Granulomatous disease caused by Mycobacterium tuberculosis
What are the 3 subtypes of TB?
Primary: initial infection; pulmonary or GI (rare)
Post-primary: Reinfection/ reactvation
Miliary: Haematogenous dissemination
Give 4 features of Mycobacterium Tuberculosis
Intracellular organism
Acid fast bacilli
Survives after being phagocytosed by macrophages
Aerobe: prefers upper lung lobes
List 4 signs of TB on examination
Fever
Clubbing
Auscultation: crackles, bronchial breath sounds or normal
Wasting
What initial investigations should be performed for suspected active TB?
3x Sputum samples for microscopy, culture + NAAT
CXR
What is used in microscopy for TB and what does this detect?

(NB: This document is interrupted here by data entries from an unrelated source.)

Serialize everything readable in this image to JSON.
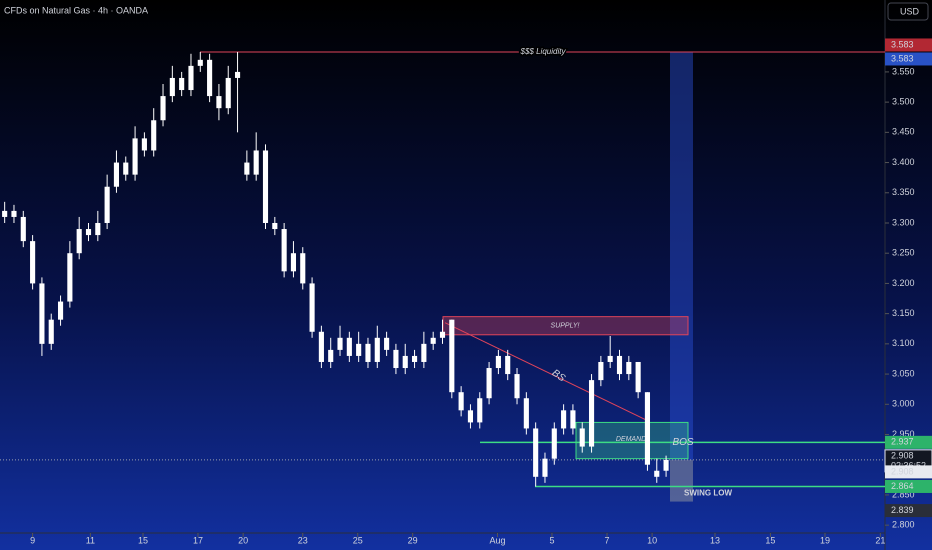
{
  "chart_data": {
    "type": "candlestick",
    "title": "CFDs on Natural Gas · 4h · OANDA",
    "currency": "USD",
    "up_color": "#ffffff",
    "down_color": "#ffffff",
    "x": [
      0,
      1,
      2,
      3,
      4,
      5,
      6,
      7,
      8,
      9,
      10,
      11,
      12,
      13,
      14,
      15,
      16,
      17,
      18,
      19,
      20,
      21,
      22,
      23,
      24,
      25,
      26,
      27,
      28,
      29,
      30,
      31,
      32,
      33,
      34,
      35,
      36,
      37,
      38,
      39,
      40,
      41,
      42,
      43,
      44,
      45,
      46,
      47,
      48,
      49,
      50,
      51,
      52,
      53,
      54,
      55,
      56,
      57,
      58,
      59,
      60,
      61,
      62,
      63,
      64,
      65,
      66,
      67,
      68,
      69,
      70,
      71
    ],
    "open": [
      3.31,
      3.32,
      3.31,
      3.27,
      3.2,
      3.1,
      3.14,
      3.17,
      3.25,
      3.29,
      3.28,
      3.3,
      3.36,
      3.4,
      3.38,
      3.44,
      3.42,
      3.47,
      3.51,
      3.54,
      3.52,
      3.56,
      3.57,
      3.51,
      3.49,
      3.54,
      3.4,
      3.38,
      3.42,
      3.3,
      3.29,
      3.22,
      3.25,
      3.2,
      3.12,
      3.07,
      3.09,
      3.11,
      3.08,
      3.1,
      3.07,
      3.11,
      3.09,
      3.06,
      3.08,
      3.07,
      3.1,
      3.11,
      3.14,
      3.02,
      2.99,
      2.97,
      3.01,
      3.06,
      3.08,
      3.05,
      3.01,
      2.96,
      2.88,
      2.91,
      2.96,
      2.99,
      2.96,
      2.93,
      3.04,
      3.07,
      3.08,
      3.05,
      3.07,
      3.02,
      2.88,
      2.89
    ],
    "high": [
      3.335,
      3.33,
      3.32,
      3.28,
      3.21,
      3.15,
      3.18,
      3.27,
      3.31,
      3.3,
      3.32,
      3.38,
      3.42,
      3.41,
      3.46,
      3.45,
      3.49,
      3.53,
      3.56,
      3.55,
      3.58,
      3.583,
      3.58,
      3.53,
      3.56,
      3.583,
      3.42,
      3.45,
      3.43,
      3.31,
      3.3,
      3.27,
      3.26,
      3.21,
      3.13,
      3.11,
      3.13,
      3.12,
      3.12,
      3.11,
      3.13,
      3.12,
      3.1,
      3.1,
      3.09,
      3.12,
      3.12,
      3.14,
      3.14,
      3.03,
      3.0,
      3.02,
      3.07,
      3.09,
      3.09,
      3.06,
      3.02,
      2.97,
      2.92,
      2.97,
      3.0,
      3.0,
      2.97,
      3.05,
      3.08,
      3.113,
      3.09,
      3.08,
      3.07,
      3.02,
      2.91,
      2.915
    ],
    "low": [
      3.3,
      3.3,
      3.26,
      3.19,
      3.08,
      3.09,
      3.13,
      3.16,
      3.24,
      3.27,
      3.27,
      3.29,
      3.35,
      3.37,
      3.37,
      3.41,
      3.41,
      3.46,
      3.5,
      3.51,
      3.51,
      3.55,
      3.5,
      3.47,
      3.48,
      3.45,
      3.37,
      3.37,
      3.29,
      3.28,
      3.21,
      3.21,
      3.19,
      3.11,
      3.06,
      3.06,
      3.08,
      3.07,
      3.07,
      3.06,
      3.06,
      3.08,
      3.05,
      3.05,
      3.06,
      3.06,
      3.09,
      3.1,
      3.01,
      2.98,
      2.96,
      2.96,
      3.0,
      3.05,
      3.04,
      3.0,
      2.95,
      2.864,
      2.87,
      2.9,
      2.95,
      2.95,
      2.92,
      2.92,
      3.03,
      3.06,
      3.04,
      3.04,
      3.01,
      2.89,
      2.87,
      2.88
    ],
    "close": [
      3.32,
      3.31,
      3.27,
      3.2,
      3.1,
      3.14,
      3.17,
      3.25,
      3.29,
      3.28,
      3.3,
      3.36,
      3.4,
      3.38,
      3.44,
      3.42,
      3.47,
      3.51,
      3.54,
      3.52,
      3.56,
      3.57,
      3.51,
      3.49,
      3.54,
      3.55,
      3.38,
      3.42,
      3.3,
      3.29,
      3.22,
      3.25,
      3.2,
      3.12,
      3.07,
      3.09,
      3.11,
      3.08,
      3.1,
      3.07,
      3.11,
      3.09,
      3.06,
      3.08,
      3.07,
      3.1,
      3.11,
      3.12,
      3.02,
      2.99,
      2.97,
      3.01,
      3.06,
      3.08,
      3.05,
      3.01,
      2.96,
      2.88,
      2.91,
      2.96,
      2.99,
      2.96,
      2.93,
      3.04,
      3.07,
      3.08,
      3.05,
      3.07,
      3.02,
      2.9,
      2.89,
      2.908
    ],
    "xlim": [
      -0.5,
      94.5
    ],
    "ylim": [
      2.787,
      3.669
    ],
    "xticks": [
      {
        "value": 3,
        "label": "9"
      },
      {
        "value": 9.2,
        "label": "11"
      },
      {
        "value": 14.85,
        "label": "15"
      },
      {
        "value": 20.75,
        "label": "17"
      },
      {
        "value": 25.6,
        "label": "20"
      },
      {
        "value": 32,
        "label": "23"
      },
      {
        "value": 37.9,
        "label": "25"
      },
      {
        "value": 43.8,
        "label": "29"
      },
      {
        "value": 52.9,
        "label": "Aug"
      },
      {
        "value": 58.75,
        "label": "5"
      },
      {
        "value": 64.66,
        "label": "7"
      },
      {
        "value": 69.5,
        "label": "10"
      },
      {
        "value": 76.25,
        "label": "13"
      },
      {
        "value": 82.2,
        "label": "15"
      },
      {
        "value": 88.06,
        "label": "19"
      },
      {
        "value": 94,
        "label": "21"
      }
    ],
    "yticks": [
      {
        "value": 2.8,
        "label": "2.800"
      },
      {
        "value": 2.85,
        "label": "2.850"
      },
      {
        "value": 2.95,
        "label": "2.950"
      },
      {
        "value": 3.0,
        "label": "3.000"
      },
      {
        "value": 3.05,
        "label": "3.050"
      },
      {
        "value": 3.1,
        "label": "3.100"
      },
      {
        "value": 3.15,
        "label": "3.150"
      },
      {
        "value": 3.2,
        "label": "3.200"
      },
      {
        "value": 3.25,
        "label": "3.250"
      },
      {
        "value": 3.3,
        "label": "3.300"
      },
      {
        "value": 3.35,
        "label": "3.350"
      },
      {
        "value": 3.4,
        "label": "3.400"
      },
      {
        "value": 3.45,
        "label": "3.450"
      },
      {
        "value": 3.5,
        "label": "3.500"
      },
      {
        "value": 3.55,
        "label": "3.550"
      }
    ],
    "price_labels": [
      {
        "value": 3.583,
        "label": "3.583",
        "color": "#b22833"
      },
      {
        "value": 3.583,
        "label": "3.583",
        "color": "#2952c6"
      },
      {
        "value": 2.937,
        "label": "2.937",
        "color": "#2db36a"
      },
      {
        "value": 2.908,
        "label": "2.908",
        "color": "#e8eaf0",
        "countdown": "02:36:52"
      },
      {
        "value": 2.908,
        "label": "2.908",
        "color": "#e8eaf0"
      },
      {
        "value": 2.864,
        "label": "2.864",
        "color": "#2db36a"
      },
      {
        "value": 2.839,
        "label": "2.839",
        "color": "#2a2e39"
      }
    ],
    "annotations": {
      "liquidity": {
        "text": "$$$ Liquidity",
        "value": 3.583,
        "color": "#e0445a"
      },
      "supply": {
        "text": "SUPPLY!",
        "top": 3.145,
        "bottom": 3.115,
        "color": "#e0445a"
      },
      "trendline": {
        "text": "BS",
        "start": 3.135,
        "end": 2.975,
        "color": "#e0445a"
      },
      "demand": {
        "text": "DEMAND!",
        "top": 2.97,
        "bottom": 2.91,
        "color": "#3ddc84"
      },
      "bos": {
        "text": "BOS",
        "value": 2.937,
        "color": "#3ddc84"
      },
      "swing_low": {
        "text": "SWING LOW",
        "value": 2.864,
        "color": "#3ddc84"
      },
      "projection": {
        "top": 3.583,
        "bottom": 2.908,
        "stop": 2.839
      }
    }
  }
}
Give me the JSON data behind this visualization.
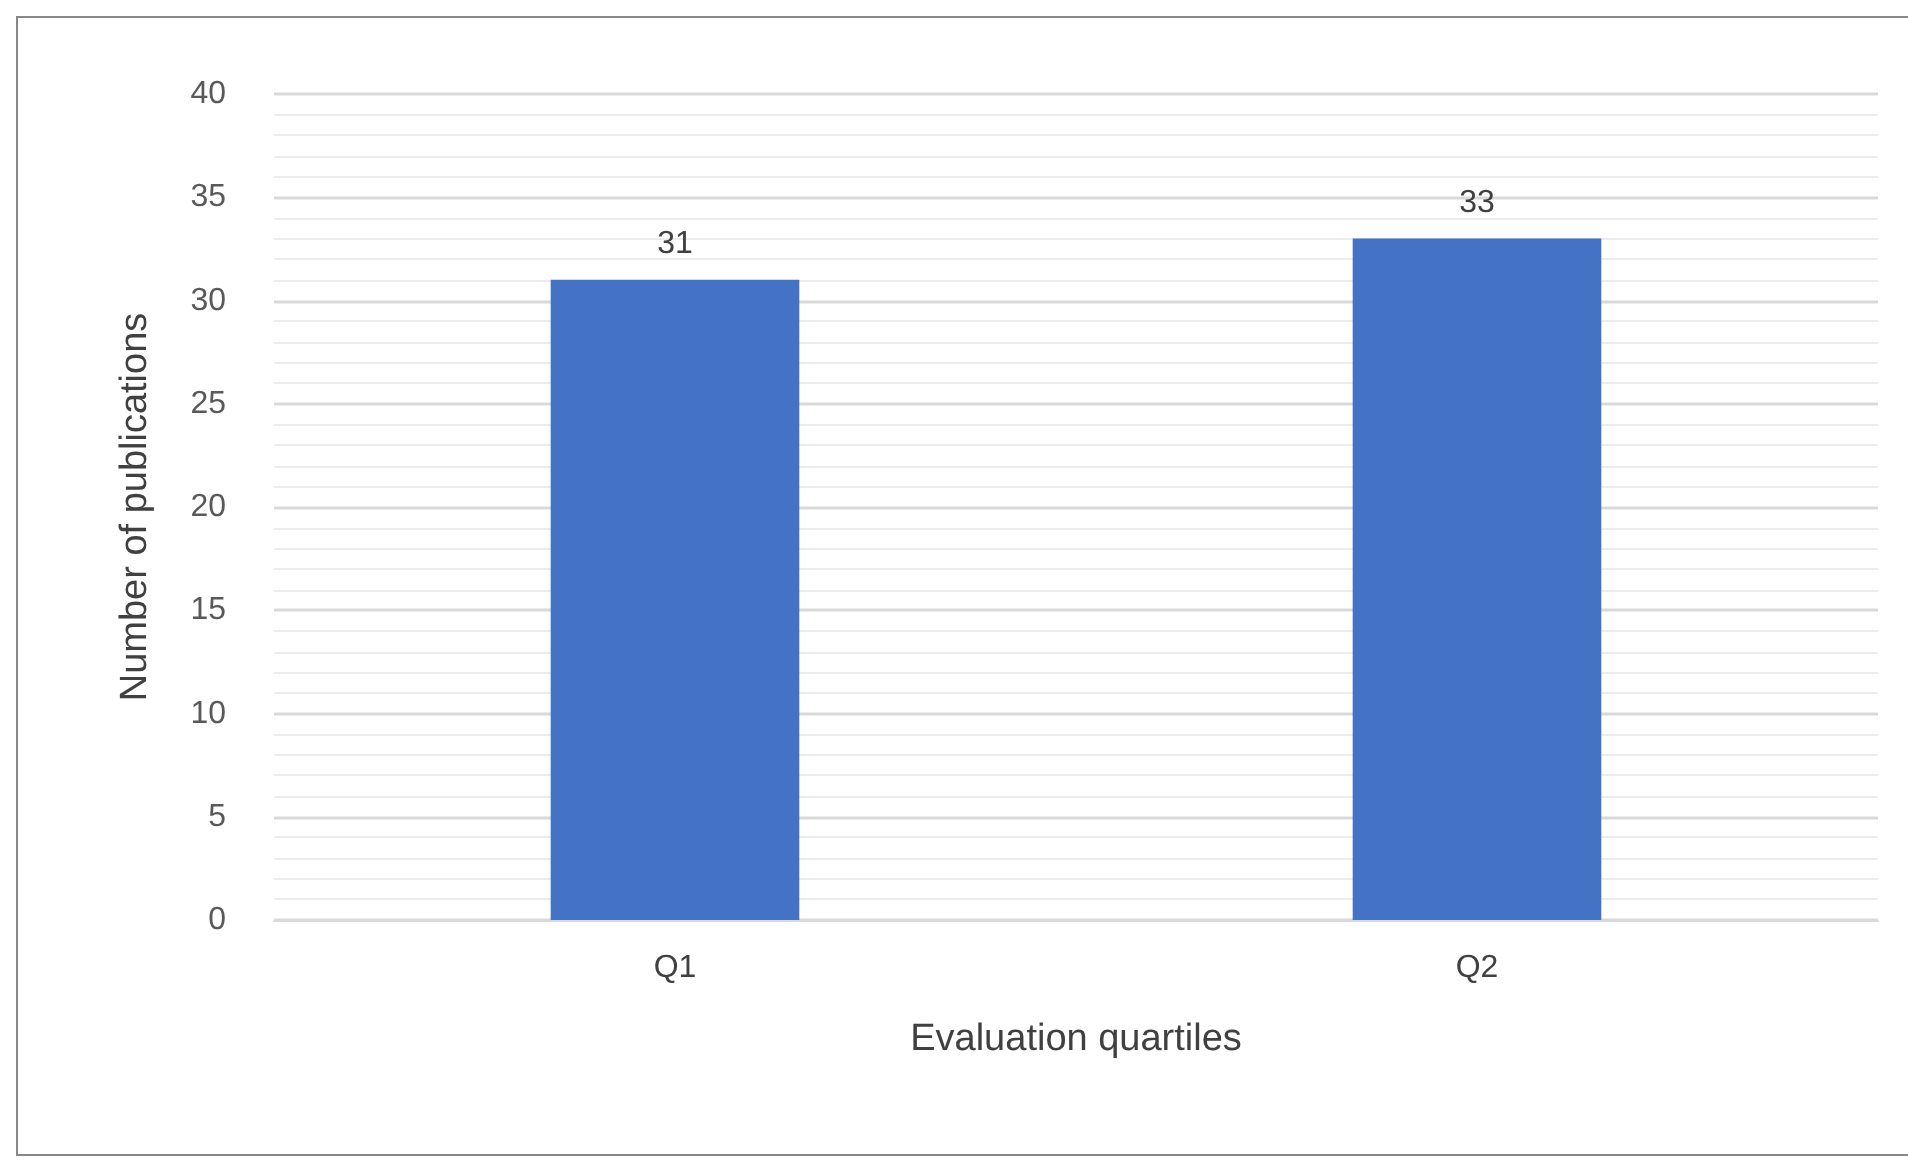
{
  "chart_data": {
    "type": "bar",
    "xlabel": "Evaluation quartiles",
    "ylabel": "Number of publications",
    "categories": [
      "Q1",
      "Q2"
    ],
    "values": [
      31,
      33
    ],
    "color": "#4472c4",
    "ylim": [
      0,
      40
    ],
    "yticks": [
      0,
      5,
      10,
      15,
      20,
      25,
      30,
      35,
      40
    ],
    "grid": "y",
    "data_labels": true
  }
}
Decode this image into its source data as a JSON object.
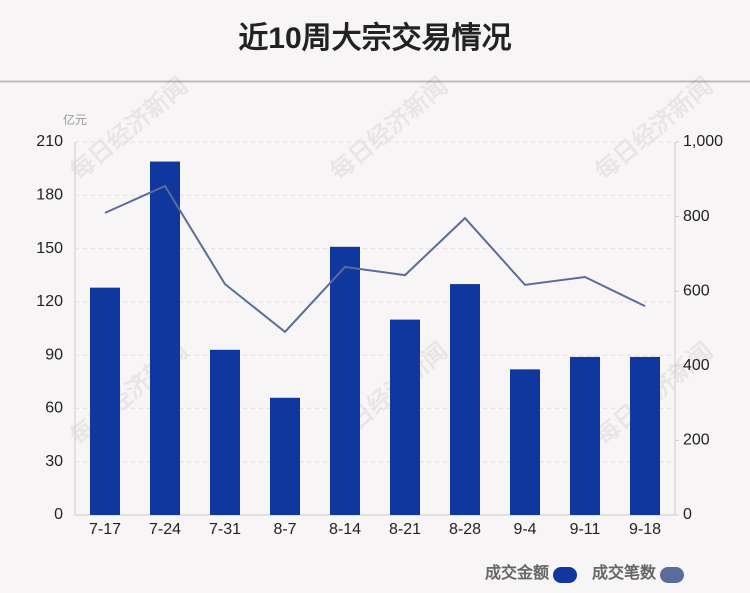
{
  "chart_data": {
    "type": "bar_line",
    "title": "近10周大宗交易情况",
    "y_unit": "亿元",
    "watermark": "每日经济新闻",
    "categories": [
      "7-17",
      "7-24",
      "7-31",
      "8-7",
      "8-14",
      "8-21",
      "8-28",
      "9-4",
      "9-11",
      "9-18"
    ],
    "series": [
      {
        "name": "成交金额",
        "type": "bar",
        "color": "#0f379e",
        "values": [
          128,
          199,
          93,
          66,
          151,
          110,
          130,
          82,
          89,
          89
        ]
      },
      {
        "name": "成交笔数",
        "type": "line",
        "axis": "y2",
        "color": "#5a6d99",
        "values": [
          810,
          882,
          619,
          491,
          665,
          643,
          796,
          617,
          638,
          560
        ]
      }
    ],
    "ylim": [
      0,
      210
    ],
    "yticks": [
      0,
      30,
      60,
      90,
      120,
      150,
      180,
      210
    ],
    "y2lim": [
      0,
      1000
    ],
    "y2ticks": [
      0,
      200,
      400,
      600,
      800,
      {
        "value": 1000,
        "label": "1,000"
      }
    ],
    "grid": true
  }
}
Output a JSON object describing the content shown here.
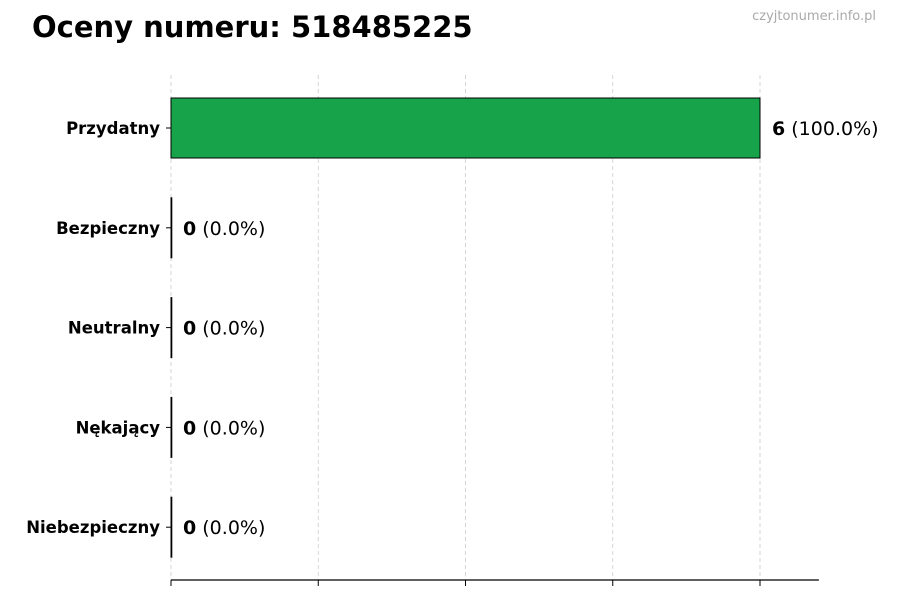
{
  "title": "Oceny numeru: 518485225",
  "watermark": "czyjtonumer.info.pl",
  "chart_data": {
    "type": "bar",
    "orientation": "horizontal",
    "categories": [
      "Przydatny",
      "Bezpieczny",
      "Neutralny",
      "Nękający",
      "Niebezpieczny"
    ],
    "values": [
      6,
      0,
      0,
      0,
      0
    ],
    "data_labels": [
      {
        "value": "6",
        "percent": "(100.0%)"
      },
      {
        "value": "0",
        "percent": "(0.0%)"
      },
      {
        "value": "0",
        "percent": "(0.0%)"
      },
      {
        "value": "0",
        "percent": "(0.0%)"
      },
      {
        "value": "0",
        "percent": "(0.0%)"
      }
    ],
    "colors": [
      "#17a34a",
      "#17a34a",
      "#17a34a",
      "#17a34a",
      "#17a34a"
    ],
    "xlim": [
      0,
      6.6
    ],
    "xticks": [
      0,
      1.5,
      3,
      4.5,
      6
    ],
    "xtick_labels_shown": false,
    "grid": "vertical dashed",
    "xlabel": "",
    "ylabel": ""
  }
}
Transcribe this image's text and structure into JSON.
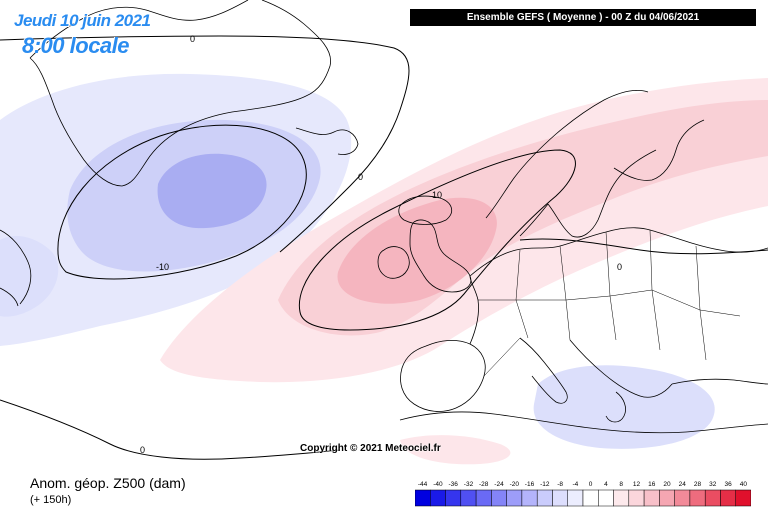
{
  "header": {
    "date": "Jeudi 10 juin 2021",
    "time": "8:00 locale",
    "run": "Ensemble GEFS  ( Moyenne )  - 00 Z du 04/06/2021"
  },
  "copyright": "Copyright © 2021 Meteociel.fr",
  "variable": "Anom. géop. Z500 (dam)",
  "lead_time": "(+ 150h)",
  "contour_labels": [
    "0",
    "0",
    "0",
    "0",
    "10",
    "-10"
  ],
  "legend": {
    "ticks": [
      "-44",
      "-40",
      "-36",
      "-32",
      "-28",
      "-24",
      "-20",
      "-16",
      "-12",
      "-8",
      "-4",
      "0",
      "4",
      "8",
      "12",
      "16",
      "20",
      "24",
      "28",
      "32",
      "36",
      "40"
    ],
    "colors": [
      "#0000e0",
      "#1a1ae8",
      "#3535ee",
      "#5050f2",
      "#6a6af5",
      "#8484f7",
      "#9d9df9",
      "#b4b4fb",
      "#caccfc",
      "#dddefd",
      "#ecedfe",
      "#ffffff",
      "#ffffff",
      "#fde9ec",
      "#fbd6dc",
      "#f8c0c9",
      "#f5a6b2",
      "#f28a99",
      "#ee6c7e",
      "#ea4d62",
      "#e52e47",
      "#e0102c"
    ]
  },
  "colors": {
    "coast": "#000000",
    "neg_light": "#e3e5fc",
    "neg_mid": "#c8ccf7",
    "neg_dark": "#a9aef2",
    "pos_light": "#fde4e8",
    "pos_mid": "#f9cdd3",
    "pos_dark": "#f4b3bd",
    "accent": "#2a8cf0"
  }
}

Ziehl-Neelsen stain for acid-fast bacilli
What is the gold standard investigation for TB? What is the issue of relying on this?
Sputum culture with Lowenstein-Jensen agar
Culturing TB takes a long time (~ 6w)
If unable to produce an adequate sputum sample, what other investigations can be used for TB?
Bronchoalveolar lavage sample, Pleural fluid or gastric aspirate for culture.
Pleural biopsy or lung biopsy if other testing not diagnostic.